Off the top of my head, one thing you can do -- which I suspect you haven't done if you're leaning so hard on semantic memory for memorization -- is to get a recording of the piece you're trying to memorize, and then listen to it all the time. Put it on endless loop on your commute. And mentally play along as you do -- or sometimes physically play along, either at a keyboard, or on a table silently. Sing it to yourself in the shower. In doing this, you're engraving the sound of the piece into your memory, such that you can remember the piece by listening to it from memory. And that's what you should be playing from.
If you can't find a commercial recording, you can record yourself playing it; even yourself playing slowly, or poorly, can be better than no reference recording at all.
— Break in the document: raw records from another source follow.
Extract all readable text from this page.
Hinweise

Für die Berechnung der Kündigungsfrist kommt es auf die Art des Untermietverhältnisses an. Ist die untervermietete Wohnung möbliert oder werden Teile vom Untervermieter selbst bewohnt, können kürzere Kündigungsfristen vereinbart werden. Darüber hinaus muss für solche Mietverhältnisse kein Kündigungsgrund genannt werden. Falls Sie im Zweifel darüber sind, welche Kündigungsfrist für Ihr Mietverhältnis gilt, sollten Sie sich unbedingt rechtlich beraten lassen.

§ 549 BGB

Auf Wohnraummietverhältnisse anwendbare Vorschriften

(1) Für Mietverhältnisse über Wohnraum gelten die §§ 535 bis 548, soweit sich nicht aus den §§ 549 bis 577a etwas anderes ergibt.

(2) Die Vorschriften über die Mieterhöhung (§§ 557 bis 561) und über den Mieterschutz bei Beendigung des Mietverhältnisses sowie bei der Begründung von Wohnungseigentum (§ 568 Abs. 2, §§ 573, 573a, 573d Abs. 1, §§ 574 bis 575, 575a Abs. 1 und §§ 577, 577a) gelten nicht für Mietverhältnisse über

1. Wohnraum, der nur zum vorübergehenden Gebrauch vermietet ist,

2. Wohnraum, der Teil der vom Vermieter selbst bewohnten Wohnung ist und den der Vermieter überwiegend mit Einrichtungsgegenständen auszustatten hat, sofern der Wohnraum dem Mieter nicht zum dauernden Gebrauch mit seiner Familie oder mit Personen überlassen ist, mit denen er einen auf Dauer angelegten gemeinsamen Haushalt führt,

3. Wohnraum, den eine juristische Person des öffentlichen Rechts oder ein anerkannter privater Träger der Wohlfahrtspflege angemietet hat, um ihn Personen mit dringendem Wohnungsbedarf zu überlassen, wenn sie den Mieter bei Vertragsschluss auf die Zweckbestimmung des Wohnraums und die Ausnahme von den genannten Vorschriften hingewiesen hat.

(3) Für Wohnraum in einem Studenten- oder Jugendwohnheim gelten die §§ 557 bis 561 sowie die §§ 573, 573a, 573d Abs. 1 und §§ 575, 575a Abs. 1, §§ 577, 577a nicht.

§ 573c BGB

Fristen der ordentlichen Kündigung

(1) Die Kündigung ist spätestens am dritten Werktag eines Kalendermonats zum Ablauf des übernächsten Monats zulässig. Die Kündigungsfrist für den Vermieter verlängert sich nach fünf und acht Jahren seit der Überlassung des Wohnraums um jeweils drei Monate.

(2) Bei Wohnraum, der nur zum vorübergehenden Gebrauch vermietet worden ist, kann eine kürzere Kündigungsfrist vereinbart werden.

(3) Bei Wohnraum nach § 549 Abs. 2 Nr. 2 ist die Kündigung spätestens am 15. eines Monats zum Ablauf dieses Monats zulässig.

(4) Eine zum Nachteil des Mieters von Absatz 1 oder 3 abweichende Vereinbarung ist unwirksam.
And I'd like to add, this is the sort of memorization which pays dividends in expressiveness and interpretation. Music is not a string of facts, even if that's how midi works. Music is sounds, and ultimately you need to experience the music as sounds and engage with it directly that way. To make music you have to free yourself from the score (or at least, it's vastly easier for most people to do so) and from the representation of the sounds as marks on paper or letter names or solfege or any other mere conceptual allusion to the actual sounds which comprise the piece. These things, phrases like "G7 chord of three notes", they are names for these sounds, but not the sounds themselves, they are the signs but not the signifieds, they are pointers, not the values. You must engage directly with the values -- the sounds -- themselves, to inhabit them and bring them to life.
And probably to remember them at all in the first place.